Tragedia pod Warszawą. Zginął, bo wybiegły psy
Nocą doszło do tragicznego wypadku w Dziekanowie Polskim pod Warszawą. Kierowca próbował ominąć psy, które znalazły się na drodze. Na skutek wykonanego manewru stracił panowanie nad pojazdem i uderzył w słup.
Do tragedii doszło w nocy z piątku na sobotę około godziny 3.20. Samochód osobowy marki Ford jechał w stronę Warszawy. Swoją trasę w dramatyczny sposób zakończył w Dziekanowie Polskim. O śmiertelnym wypadku poinformował "Super Express".
Psy uciekły z posesji
Na obszarze Dziekanowa Polskiego na drogę nagle wbiegły dwa psy, które uciekły z pobliskiej posesji. Kierowca prawdopodobnie próbował je ominąć, jednak manewr ten okazał się dla niego tragiczny w skutkach.
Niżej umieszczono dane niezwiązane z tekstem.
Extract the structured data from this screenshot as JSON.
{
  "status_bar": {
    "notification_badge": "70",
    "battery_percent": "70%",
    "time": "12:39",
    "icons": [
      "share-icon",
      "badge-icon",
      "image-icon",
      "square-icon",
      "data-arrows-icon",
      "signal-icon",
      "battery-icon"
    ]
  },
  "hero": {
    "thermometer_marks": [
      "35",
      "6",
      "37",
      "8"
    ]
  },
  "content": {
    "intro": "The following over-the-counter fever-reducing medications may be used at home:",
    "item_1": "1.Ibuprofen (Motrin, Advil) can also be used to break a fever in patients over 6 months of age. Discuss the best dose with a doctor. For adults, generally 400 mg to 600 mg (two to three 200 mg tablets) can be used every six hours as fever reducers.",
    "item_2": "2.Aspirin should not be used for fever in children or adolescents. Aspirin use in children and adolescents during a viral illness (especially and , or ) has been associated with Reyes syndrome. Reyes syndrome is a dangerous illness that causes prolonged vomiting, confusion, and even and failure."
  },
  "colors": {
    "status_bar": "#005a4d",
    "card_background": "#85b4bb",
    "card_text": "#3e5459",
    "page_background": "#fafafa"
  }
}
Auto z impetem uderzyło najpierw w barierki, a następnie w słup, dosłownie roztrzaskując się o niego. W wyniku wypadku zginął kierowca oraz jeden z psów.
Na miejscu pracowały wszystkie służby
Droga krajowa nr 7, na której wydarzył się wypadek, została zablokowana na niecałe sześć godzin, a kierowcy musieli poruszać się objazdem.
- Czynności zostały zakończone o godzinie 9 rano - powiedział dla "Super Expressu" Bartłomiej Śniadała ze stołecznej policji.
Dalsza część artykułu pod materiałem wideo
Na miejsce zdarzenia przyjechały wszystkie służby, czyli policja, straż pożarna oraz pogotowie ratunkowe. Jak poinformował dalej Śniadała, obecny był także prokurator.
Tragedia pod Krasnymstawem
Do innego śmiertelnego wypadku doszło kilka dni temu w miejscowości Siennica (województwo lubelskie) na trasie Krasnystaw-Chełm. Kierowca stracił panowanie nad samochodem, doprowadzając do tragedii.
Według relacji świadków samochód dachował, a dwie osoby wypadły wówczas z auta. Jedna z nich zginęła na miejscu, druga trafiła do szpitala, jednak jej życia nie udało się uratować. Interweniowała policja, straż pożarna, a także zespoły ratownictwa medycznego wraz ze śmigłowcem LPR.